Poetry writes the only prayers
You feel free to offer these days.
It is the glint in the eye
Of the god you stopped
Believing, when she started
Causing you all this pain.

But inside the book of songs
That poetry hums, inside
The order it overhears
And remakes in voluble clay,
Retells slant and sly inside
The small rooms of its house,
Lies also what the order is not —
Its nemesis, the possibility
That anything else than this
Might have happened and might happen
Yet, at just about any moment,
But generally doesn't. Poetry,
Like music, contains the chaos
It cures; it tells the devil
In the detail. It finds Eros
In the weetbix pack
And offers you a taste.

For every immaculate pattern
Wants to unpick itself
And will find a way and a day,
And it must, or the circle
Will slow and the music
Will stop. This is the news,
Which you knew all along,
And poetry tells it again and again.
It is the rhythm inside
The pain, the music inside
The intelligence of every thing,
The echo of your lonely cry,
The architecture of your splendid despair,
The perfect colour schemes of love
In all its raucous denominations: everything is
An image of the truth; everything,
Even the worst thing, is how
A small phrase of the music plays,
And you, too, despite the false witness
Of the mirror in your mind, are part,
A very small part, of a very old music,
The sex and death, the feather on the
Breath of the god, of it all. Poetry tells
The big story small, and lets you bear it
As often as you like.

Poetry is an echo
In which your questions come back to you,
More neatly put
Than you could manage in the dark,
Shaped within an inch
Of your life.

Poetry rings its small bell
Inside a crowded temple,
Where the money has never stopped
Changing hands. 

Mark TredinnickMark Tredinnick, winner of the Montreal Poetry Prize, is the author of The Blue Plateau, Fire Diary, and nine other acclaimed works of poetry and prose. He lives in the NSW Southern Highlands.  

Topic tags: new australian poems, Mark Tredinnick



submit a comment

Existing comments

Mark, sometime back, after a writing workshop, I purchased your Little Green and Red books. I have never read your poetry. What a delight for me starting this day. Thank you for every word.
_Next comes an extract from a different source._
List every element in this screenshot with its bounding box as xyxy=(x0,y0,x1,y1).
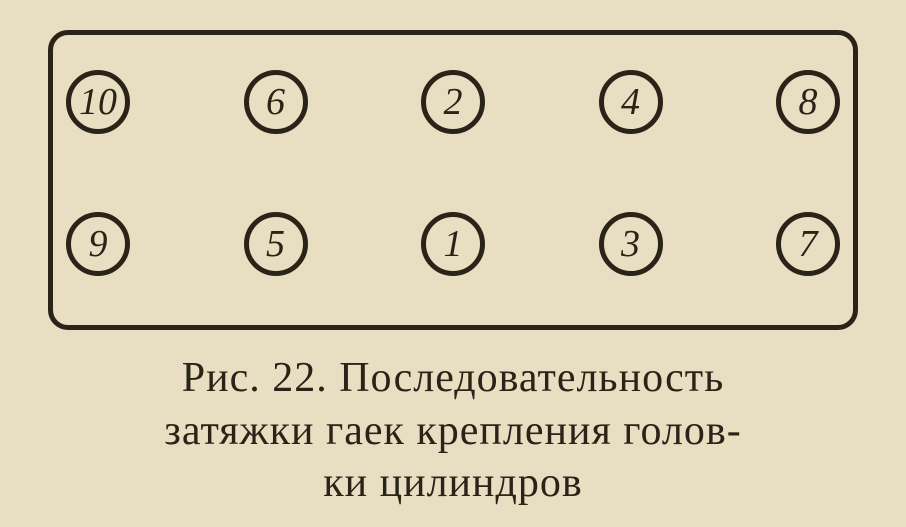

Patricia Taylor | 18 September 2012  

This poet needs to learn how to condense

Liz of Perth | 19 September 2012  

I disagree with Liz, There is so much to enjoy and reflect on in these poems that I want to re-read them in a beautifully published book, with good paper and fine printing. Where are are good poetry publishers???

Christine G | 22 September 2012  

Thank you, Christine. And the good news is: these poems will find their way into my next collection, Body Copy, which should be out in February or March 2013. Puncher & Wattmann will do their best to make it the most beautiful small book they can. Nice to hear from you again, Patricia. And Liz: forgive me, I am a failed minimalist; that's one thing, to be brief, "Overgrown Wisteria Haiku" is about. I write small poems, too. Maybe next time. Mark

Mark Tredinnick | 25 September 2012  

As a reader, I was happy with the poems just as they are! I won't ever look at weetbix the same way again.